幸せになりたい、って心の中で唱えるけれど、そもそも幸せってなんなんだ。
どんなことに自分は幸せを感じるのか…
『自分が欲しいものを手に入れた時』?
そうかもしれない。その時はとても満たされるよね。でも…そんな気持ちは時間と共に薄れ慣れてしまう。
『テストで100点取った時』や、『人に褒められた時』?
そう、そうだよね。自分の努力が報われたようで、後ろに仰け反って、拳を高く高く押し上げたいくらい嬉しい!!
『美味しいものを口に運んだ時』?
一瞬驚いて無の顔になり、無意識に「おいしい…!!!」と声が出てしまう。次の瞬間笑顔が自然とこぼれてしまうくらい、心も身体も喜んでいるように感じるよ。
でも、最近何か足りないんだよ。
自分で欲しかった物も買ってる。それに褒められもするし、美味しいものも沢山食べている。
自分のやりたい事も、まあ、やれてるよね。
どうして心が満たされない、と思うのだろう…
足早に家路を急ぎたくなる程、空気の澄んだ寒い夕暮れ。
ふと東の空を見上げたら、白、青、赤、橙…と瞬き、交互に輝いて見える星々。
私は星に詳しくはないからよくわからないけれど、驚くほど我を主張してくる星々が見える。
「私、とってもきれいでしょ?」
「この空で一番輝いてるのは私よね?」
そんな声が聞こえてきそうだ。
「…あっ…!!!!」
私は小さく声をあげ、ふと立ち止まった。
山吹色にクリアな紺色のインクを混ぜた、あと数分で黒一色になりそうな西の空に目を下ろす。

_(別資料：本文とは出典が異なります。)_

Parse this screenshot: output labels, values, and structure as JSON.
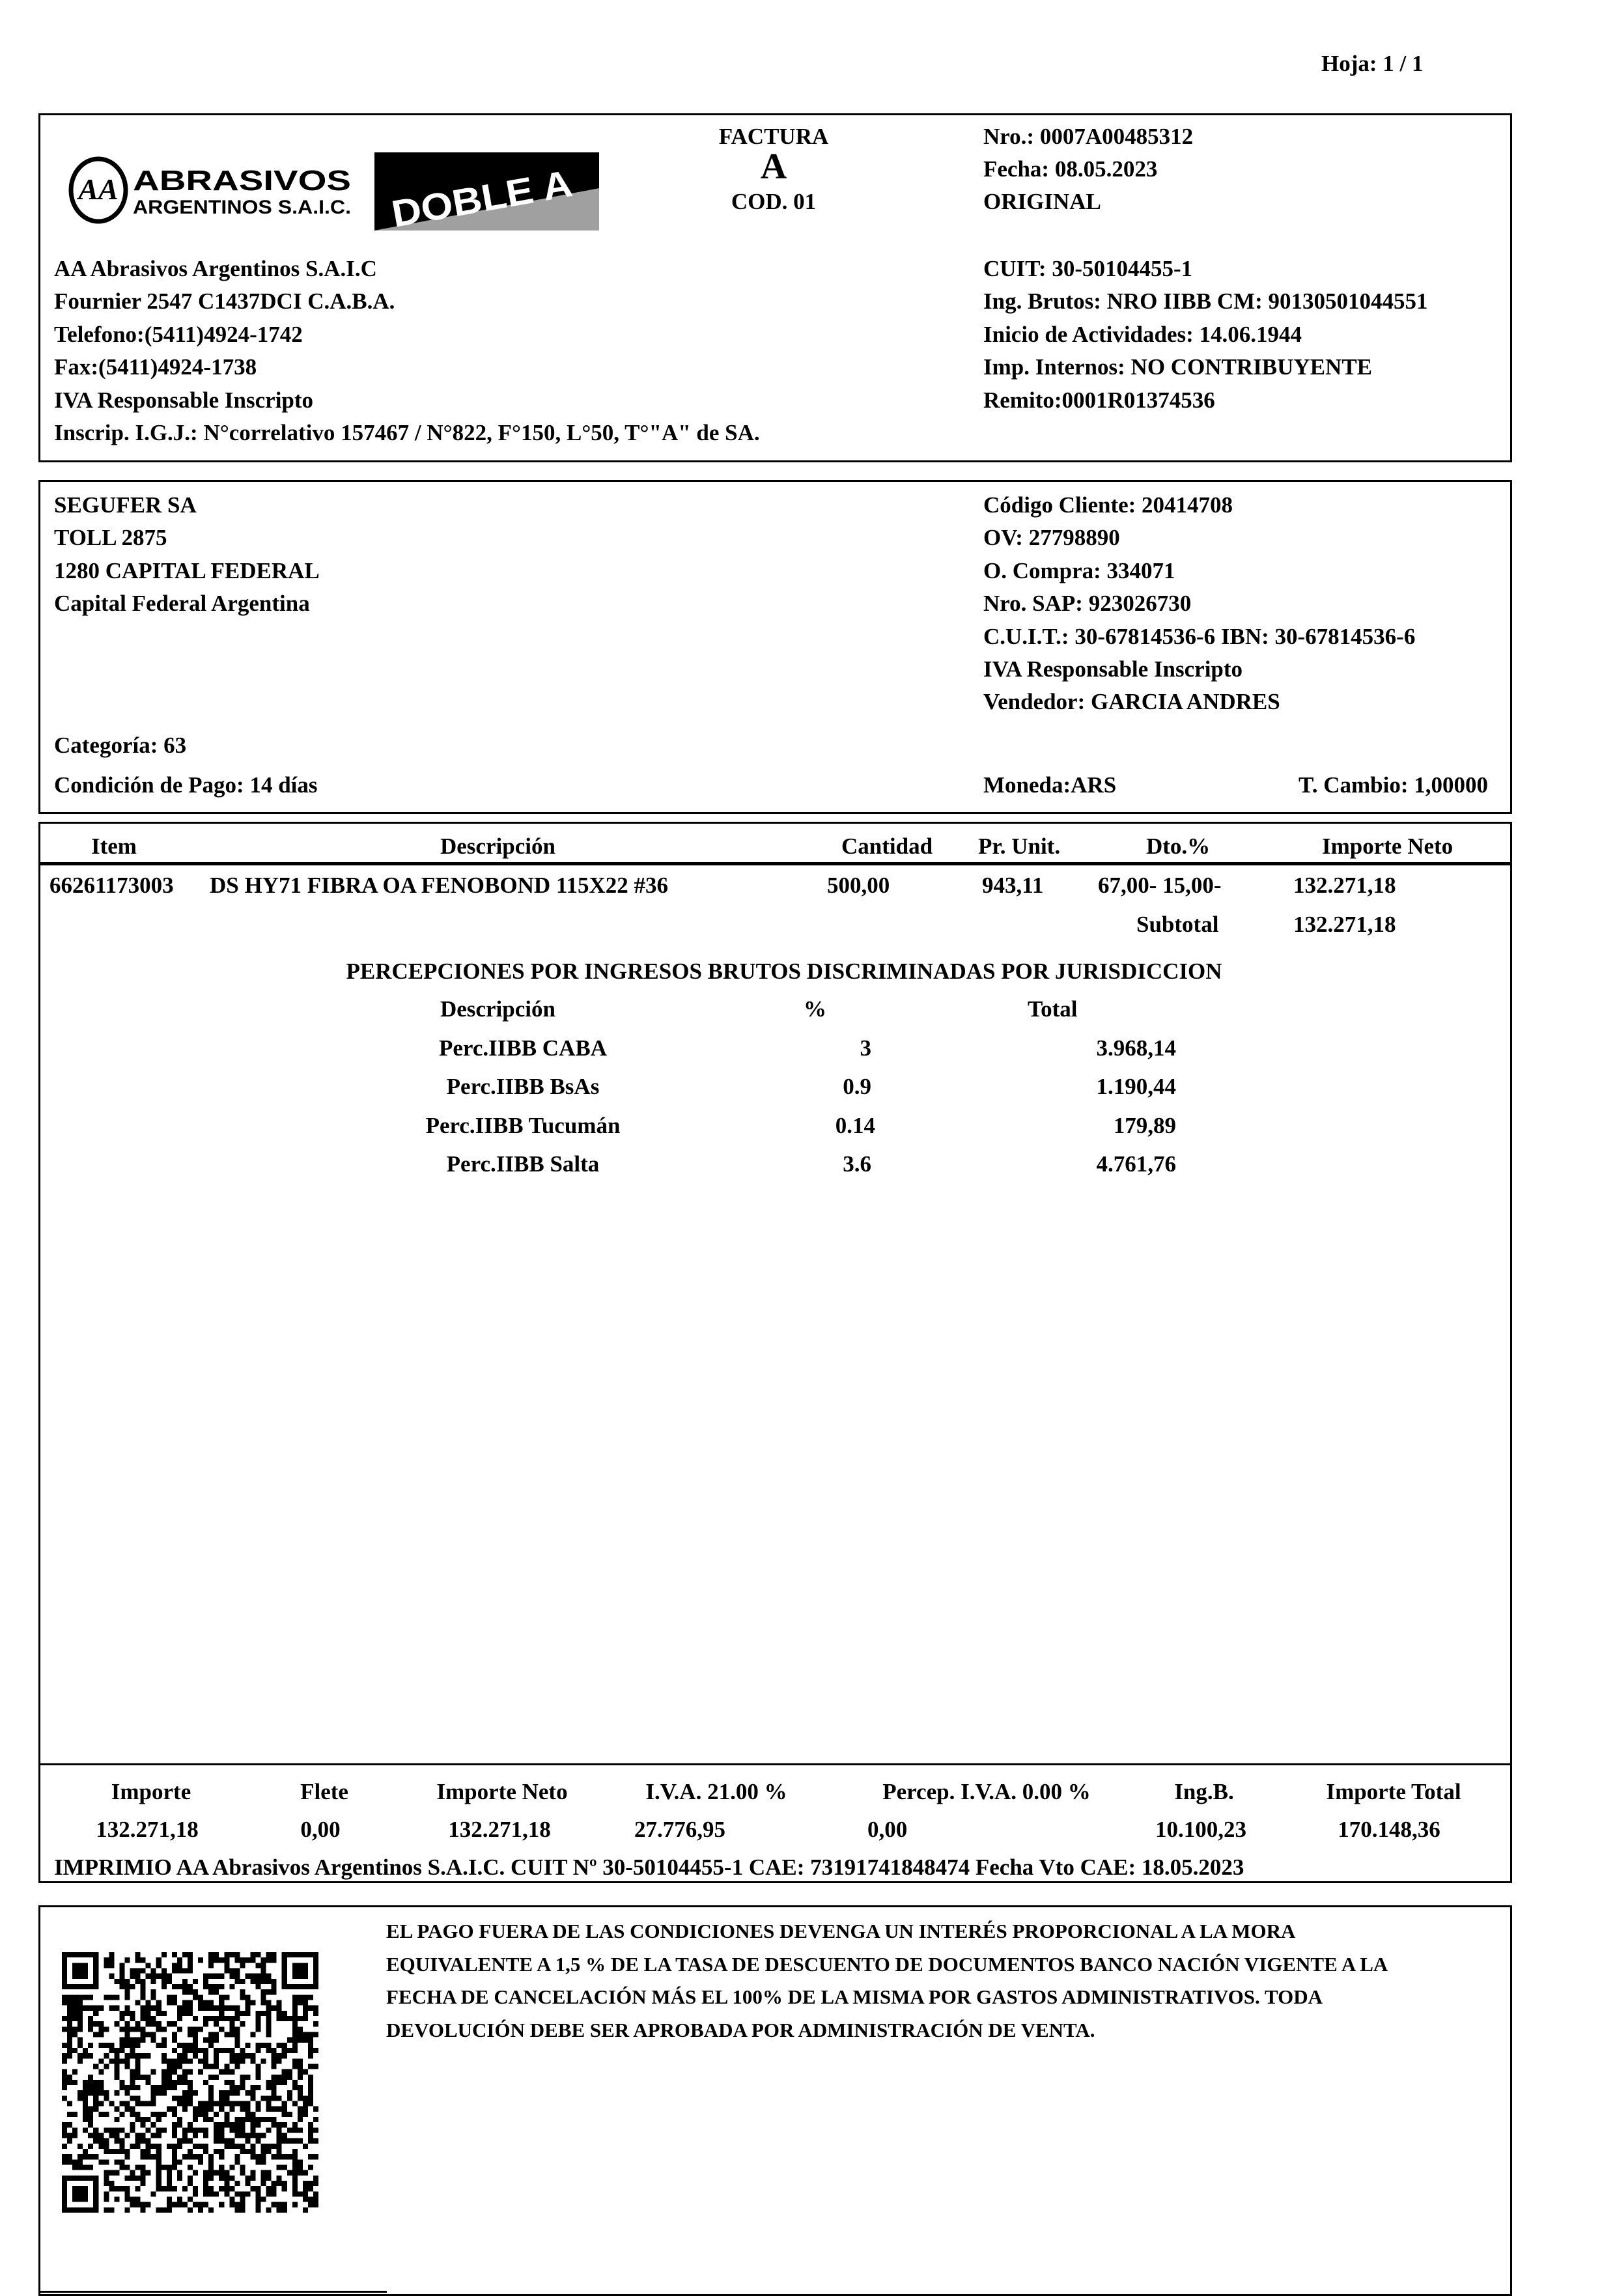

誰かが絶妙な位置に描いたような、細く輝く月がなぜかニッコリと笑っているように見える。
「三日月…?」
ああ…そうか。私がもう少し幼かった頃、お月様は私に話しかけてくれていた。
「ユウ、今日はなんだか悲しそうだけど、何かあったの?」
「そんなこと気にすることないわよ!!ユウはとってもステキよ!笑顔を忘れないで!!」
「とっても素敵な人に出会えたみたいね!!私がユウをもっとキレイしてあげるね!」
お月様の表情はとても豊かで穏やかで…
時に励まされ、慰められ、そして沢山元気をもらった。
「なんか…、とっても幸せだったなぁ…」
あの時、あの瞬間を思い出すとなんだかお腹の辺りが温かくなる。そうか。私はお月様と繋がっていた、あの時間がとても愛おしくて、あの時に戻りたいと感じているんだ。
あの幸せな時間は私の宝物。いつか、皆に話せる時が来ればいいなぁ。